NEW DELHI: Subhash Chandra, head of India's biggest media group, and his partner will invest 7 billion rupees, or $154 million, to publish a newspaper in the capital, betting that increasing readership will lift advertising revenue.
Daily News & Analysis, or DNA, plans to start its New Delhi edition and elsewhere in India within a year, Ashish Kaul, senior vice-president of Chandra's Essel Group, said in a recent phone interview.
"The intention is to go national, and we are keen on a wider rollout," Kaul said from Mumbai, where Essel is based. "The investments will be made jointly and spread over four or five years," Kaul said. About 1 billion rupees earmarked for the daily has already been spent.
Rising incomes in the world's second-most populous nation are spurring Samsung Electronics and Ford Motor to take out more print advertisements in India, one of only two major markets where newspaper readership is growing. Dow Jones, publisher of The Wall Street Journal, will sell content branded under the newspaper's name to the Delhi publisher HT Media, following Pearson's purchase of a minority stake in The Business Standard newspaper and printing a few pages of The Financial Times in The Standard under a syndication agreement.
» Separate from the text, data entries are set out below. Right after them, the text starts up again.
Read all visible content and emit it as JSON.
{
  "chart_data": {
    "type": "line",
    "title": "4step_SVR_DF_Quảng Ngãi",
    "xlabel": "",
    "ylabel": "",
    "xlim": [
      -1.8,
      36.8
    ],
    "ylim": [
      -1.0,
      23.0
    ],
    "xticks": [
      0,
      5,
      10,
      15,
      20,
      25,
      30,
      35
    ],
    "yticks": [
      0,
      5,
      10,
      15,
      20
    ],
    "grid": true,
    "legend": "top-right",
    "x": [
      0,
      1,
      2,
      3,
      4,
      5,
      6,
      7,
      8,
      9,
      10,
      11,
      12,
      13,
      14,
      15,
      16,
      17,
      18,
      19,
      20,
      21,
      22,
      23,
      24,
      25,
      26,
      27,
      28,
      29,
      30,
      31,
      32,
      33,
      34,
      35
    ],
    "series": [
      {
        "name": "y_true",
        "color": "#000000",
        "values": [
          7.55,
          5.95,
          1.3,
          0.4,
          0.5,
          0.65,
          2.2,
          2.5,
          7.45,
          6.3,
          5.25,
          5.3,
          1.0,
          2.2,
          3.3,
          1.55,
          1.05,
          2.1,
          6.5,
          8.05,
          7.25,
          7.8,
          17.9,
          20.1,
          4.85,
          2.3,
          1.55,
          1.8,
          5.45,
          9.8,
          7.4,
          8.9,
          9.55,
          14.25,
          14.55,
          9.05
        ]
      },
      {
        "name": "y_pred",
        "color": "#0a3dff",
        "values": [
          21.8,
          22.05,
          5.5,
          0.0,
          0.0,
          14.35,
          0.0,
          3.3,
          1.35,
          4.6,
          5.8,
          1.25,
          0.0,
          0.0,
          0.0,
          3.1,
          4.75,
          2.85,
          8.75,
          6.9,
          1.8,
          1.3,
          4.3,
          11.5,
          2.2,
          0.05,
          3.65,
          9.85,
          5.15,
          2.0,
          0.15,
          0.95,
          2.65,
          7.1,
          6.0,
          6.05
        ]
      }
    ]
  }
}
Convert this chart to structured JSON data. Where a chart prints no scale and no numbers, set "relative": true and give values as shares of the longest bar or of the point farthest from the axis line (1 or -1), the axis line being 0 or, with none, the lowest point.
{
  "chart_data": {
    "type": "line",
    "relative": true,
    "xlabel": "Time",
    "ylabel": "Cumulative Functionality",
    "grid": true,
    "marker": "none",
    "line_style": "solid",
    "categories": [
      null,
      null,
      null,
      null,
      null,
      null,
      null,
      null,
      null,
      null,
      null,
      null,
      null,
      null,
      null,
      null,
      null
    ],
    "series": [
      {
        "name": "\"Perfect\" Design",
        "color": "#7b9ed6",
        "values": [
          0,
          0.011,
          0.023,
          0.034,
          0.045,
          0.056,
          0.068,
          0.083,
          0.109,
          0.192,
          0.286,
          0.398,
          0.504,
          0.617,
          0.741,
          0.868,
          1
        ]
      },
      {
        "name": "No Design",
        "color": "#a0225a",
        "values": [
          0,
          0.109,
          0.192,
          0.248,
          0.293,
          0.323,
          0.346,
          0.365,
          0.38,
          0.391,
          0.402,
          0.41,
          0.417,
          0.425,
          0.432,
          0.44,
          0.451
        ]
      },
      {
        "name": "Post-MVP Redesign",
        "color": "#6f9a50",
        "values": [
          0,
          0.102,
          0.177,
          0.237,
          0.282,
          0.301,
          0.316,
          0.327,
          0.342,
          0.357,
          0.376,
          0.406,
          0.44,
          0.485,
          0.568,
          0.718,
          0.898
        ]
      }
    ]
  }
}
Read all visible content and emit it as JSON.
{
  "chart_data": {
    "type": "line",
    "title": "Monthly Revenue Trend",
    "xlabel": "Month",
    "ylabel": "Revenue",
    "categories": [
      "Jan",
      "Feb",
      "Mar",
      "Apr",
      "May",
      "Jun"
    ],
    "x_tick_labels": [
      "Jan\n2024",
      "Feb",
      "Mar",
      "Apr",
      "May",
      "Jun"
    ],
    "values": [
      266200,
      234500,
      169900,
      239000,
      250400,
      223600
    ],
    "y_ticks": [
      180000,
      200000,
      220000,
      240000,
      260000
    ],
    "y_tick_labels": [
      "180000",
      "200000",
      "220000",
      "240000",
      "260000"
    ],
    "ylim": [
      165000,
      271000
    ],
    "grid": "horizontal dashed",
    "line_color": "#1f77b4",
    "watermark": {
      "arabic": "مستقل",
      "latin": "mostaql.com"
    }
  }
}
Dow Jones changed its Asian and European editions to a tabloid format in October of last year to cut costs. HT Media has hired Raju Narisetti, former managing editor of The European Wall Street Journal, to start a business daily, with an initial investment of $8.5 million.
Bloomberg, the parent of Bloomberg News, competes with Dow Jones in selling financial news and information.
Essel is the holding company for India's biggest listed media company, Zee Telefilms, which runs the Zee television channels.
Essel Group has a stake in Diligent Media, which in turn owns DNA. Chandra's partner in Diligent Media is Dainik Bhaskar, named after India's second-biggest-selling Hindi-language newspaper.
Publishers like DNA and its rival, Deccan Chronicle Holdings, are starting new editions and charging more for advertising as India, like China, bucks the general global trend of falling newspaper circulation and readership.
The Times of India Group, the 168- year-old Mumbai-based publisher of the nation's most-read English daily, sold the entire front page of its Sunday Mumbai Mirror tabloid to Suwon, South Korea-based Samsung on Oct. 15, so Asia's biggest electronics maker could promote a flat-screen television.
The Economic Times, another Times of India Group publication, regularly carries color-display advertisements on its pink sheets from companies like Air France-KLM and MasterCard, selling air travel and credit cards to an increasingly affluent group of Indian business executives.
While the 7 billion rupees will be spent in phases for multiple future editions, DNA's expansion budget exceeds those announced by local rivals.
Hindustan Times, the flagship of HT Media, invested about $12 million to start its Mumbai edition, while Deccan Chronicle Holdings, the publisher that reported a sixfold rise in quarterly profit on Monda, has announced plans to borrow as much as $152 million.
Last year, the print media accounted for 47 percent of India's total advertising revenue of about 130 billion rupees, according to Businessworld Marketing Whitebook data cited in the share-sale prospectus of Global Broadcast News, a broadcaster, issued in August. At 54.5 billion rupees, television's share was 42 percent.
"India's economic maturity is spawning a new breed of advertisers, and they will continue to grow," said R.K. Gupta, who manages the equivalent of $66 million, including 100,000 shares of Zee Telefilms, at Credit Capital Asset Management. "Companies are realizing that print offers 'reviewability.' More advertisements for mutual fund subscriptions and other data-heavy matter will be sold to print. India's advertising saturation is a long way off."
India's advertising spending as a share of gross domestic product, at 0.34 percent, was lower than 0.55 percent for China, 0.72 percent for the Philippines, 1.12 percent for Singapore and the world average of 0.98 percent, according to ZenithOptimedia, whose data were cited by radio broadcaster Entertainment Network India in its 2005 share- sale prospectus.
Along with that of China, newspaper circulation in India rose in 2004, while sales declined in the United States, according to the World Association of Newspapers, which represents 18,000 newspapers worldwide. Sales of newspapers in India rose 8 percent in 2004 and 14 percent in the past five years, according to the association.
In the national capital, DNA will face stiff competition. Traditional rivals like Times of India and Hindustan Times have said they plan a new daily to be published as a joint venture in New Delhi.
Essel Group has sought to bolster its presence in print by trying to acquire an unspecified stake in United News of India, one of the nation's two major newswires, the second being the dominant Press Trust of India. Both agencies are nonprofit cooperatives owned by newspapers.